What the youngsters will find out is that the program can be quite boring. The actors deal with adult subjects. Sex is also an adult subject. Regrettably, Mr. Moore might not understand that. It is quite possible that somebody showed him an out-of-context clip from one of the episodes and he thought he was watching something that was pornographic.
But the Minister might not be aware of the considerable expertise and thought that the Supreme Court has given to the question of community standards. What it really boils down to is that there is nothing wrong with sex between consenting adults. Sex that includes brutality is wrong. The court also believes showing sex that degrades women is wrong. We expect that showing sex that degrades men would be equally wrong. The problem therefore is with the Minister. If Mr. Moore has a problem or did not understand a sex act that was shown or simulated, he should say so.
It hardly needs to be said that one couple’s pleasant dalliance can be a prurient person’s pornography.
What is also interesting about this business is that the Minister’s statement and a supporting release from the Prime Minister’s Office were distributed by Sun Media. Few people in the news business in Canada could be unaware that Pierre Karl Péladeau’s Sun Media wishes nothing more than to destroy Radio-Canada. Sun Media does not like the competition from the public network.
Sun Media’s owner also owns ATV the largest French-language television network in Canada as well as the struggling Sun TV. Sun TV is the network that recently wanted to show a citizenship ceremony and snapped its fingers and the Conservatives had a group of federal employees perform for the cameras.

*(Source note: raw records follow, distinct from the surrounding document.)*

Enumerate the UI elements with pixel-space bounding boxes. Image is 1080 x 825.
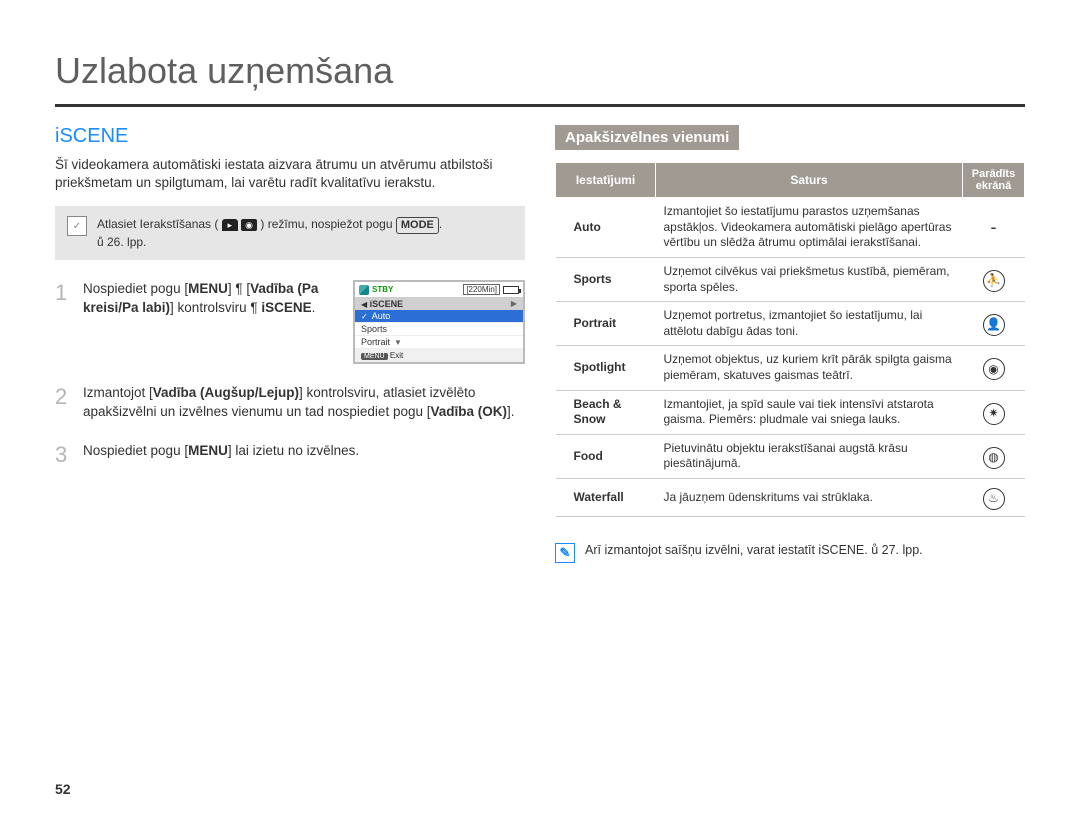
step-number: 2 [55,384,69,422]
intro-text: Šī videokamera automātiski iestata aizva… [55,156,525,192]
setting-name: Portrait [556,302,656,346]
lcd-item-sports: Sports [355,323,523,336]
setting-name: Auto [556,198,656,258]
setting-desc: Izmantojiet šo iestatījumu parastos uzņe… [656,198,963,258]
setting-name: Beach & Snow [556,390,656,434]
video-mode-icon: ▸ [222,219,238,231]
table-row: AutoIzmantojiet šo iestatījumu parastos … [556,198,1025,258]
tip-row: ✎ Arī izmantojot saīšņu izvēlni, varat i… [555,543,1025,563]
setting-name: Sports [556,257,656,301]
setting-desc: Izmantojiet, ja spīd saule vai tiek inte… [656,390,963,434]
setting-desc: Uzņemot objektus, uz kuriem krīt pārāk s… [656,346,963,390]
step-1: 1 Nospiediet pogu [MENU] ¶ [Vadība (Pa k… [55,280,525,364]
setting-name: Food [556,434,656,478]
setting-display-icon: ◍ [963,434,1025,478]
beach-snow-icon: ✷ [983,403,1005,425]
table-row: SportsUzņemot cilvēkus vai priekšmetus k… [556,257,1025,301]
sd-card-icon [359,285,369,295]
lcd-item-portrait: Portrait▼ [355,336,523,349]
stby-label: STBY [372,285,393,294]
table-row: WaterfallJa jāuzņem ūdenskritums vai str… [556,478,1025,516]
food-icon: ◍ [983,447,1005,469]
notice-ref: ů 26. lpp. [97,235,146,249]
lcd-exit-row: MENU Exit [355,349,523,362]
setting-name: Waterfall [556,478,656,516]
sports-icon: ⛹ [983,270,1005,292]
mode-button-label: MODE [396,217,439,234]
lcd-item-auto: Auto [355,310,523,323]
notice-post: ) režīmu, nospiežot pogu [260,217,392,231]
notice-pre: Atlasiet Ierakstīšanas ( [97,217,218,231]
setting-display-icon: ♨ [963,478,1025,516]
setting-display-icon: ⛹ [963,257,1025,301]
table-row: Beach & SnowIzmantojiet, ja spīd saule v… [556,390,1025,434]
lcd-menu-title: iSCENE [370,299,404,309]
submenu-heading: Apakšizvēlnes vienumi [555,125,739,150]
th-settings: Iestatījumi [556,163,656,198]
th-display: Parādīts ekrānā [963,163,1025,198]
waterfall-icon: ♨ [983,488,1005,510]
settings-table: Iestatījumi Saturs Parādīts ekrānā AutoI… [555,162,1025,517]
step-text: Nospiediet pogu [MENU] lai izietu no izv… [83,442,525,468]
lcd-mock: STBY [220Min] ◀ iSCENE ▶ Auto Sports Por… [353,280,525,364]
pencil-note-icon: ✎ [555,543,575,563]
table-row: FoodPietuvinātu objektu ierakstīšanai au… [556,434,1025,478]
step-number: 1 [55,280,69,364]
setting-desc: Ja jāuzņem ūdenskritums vai strūklaka. [656,478,963,516]
setting-display-icon: ✷ [963,390,1025,434]
step-text: Nospiediet pogu [MENU] ¶ [Vadība (Pa kre… [83,280,329,364]
setting-desc: Uzņemot cilvēkus vai priekšmetus kustībā… [656,257,963,301]
setting-display-icon: - [963,198,1025,258]
rec-time: [220Min] [463,284,500,295]
portrait-icon: 👤 [983,314,1005,336]
table-row: PortraitUzņemot portretus, izmantojiet š… [556,302,1025,346]
setting-display-icon: ◉ [963,346,1025,390]
page-title: Uzlabota uzņemšana [55,50,1025,92]
setting-name: Spotlight [556,346,656,390]
notice-block: ✓ Atlasiet Ierakstīšanas ( ▸ ◉ ) režīmu,… [55,206,525,260]
battery-icon [503,286,519,294]
step-2: 2 Izmantojot [Vadība (Augšup/Lejup)] kon… [55,384,525,422]
setting-display-icon: 👤 [963,302,1025,346]
tip-text: Arī izmantojot saīšņu izvēlni, varat ies… [585,543,923,557]
title-rule [55,104,1025,107]
setting-desc: Uzņemot portretus, izmantojiet šo iestat… [656,302,963,346]
section-heading: iSCENE [55,125,525,148]
setting-desc: Pietuvinātu objektu ierakstīšanai augstā… [656,434,963,478]
th-content: Saturs [656,163,963,198]
table-row: SpotlightUzņemot objektus, uz kuriem krī… [556,346,1025,390]
photo-mode-icon: ◉ [241,219,257,231]
spotlight-icon: ◉ [983,358,1005,380]
step-number: 3 [55,442,69,468]
step-3: 3 Nospiediet pogu [MENU] lai izietu no i… [55,442,525,468]
notice-period: . [439,217,442,231]
page-number: 52 [55,781,71,797]
checkmark-icon: ✓ [67,216,87,236]
step-text: Izmantojot [Vadība (Augšup/Lejup)] kontr… [83,384,525,422]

It should also be noted that M. Péladeau also owns newspapers across Canada including our Babel Examiner and the blatantly separatist Le Journal de Montréal. His English language media are very supportive of Prime Minister Harper’s Conservatives. He is a businessman. He covers all the angles.
The Heritage Minister is probably annoyed that he does not have control of the CBC. He would probably like the CBC to be as friendly to his government as the English-language Sun Media outlets. We can only hope that is never going to happen.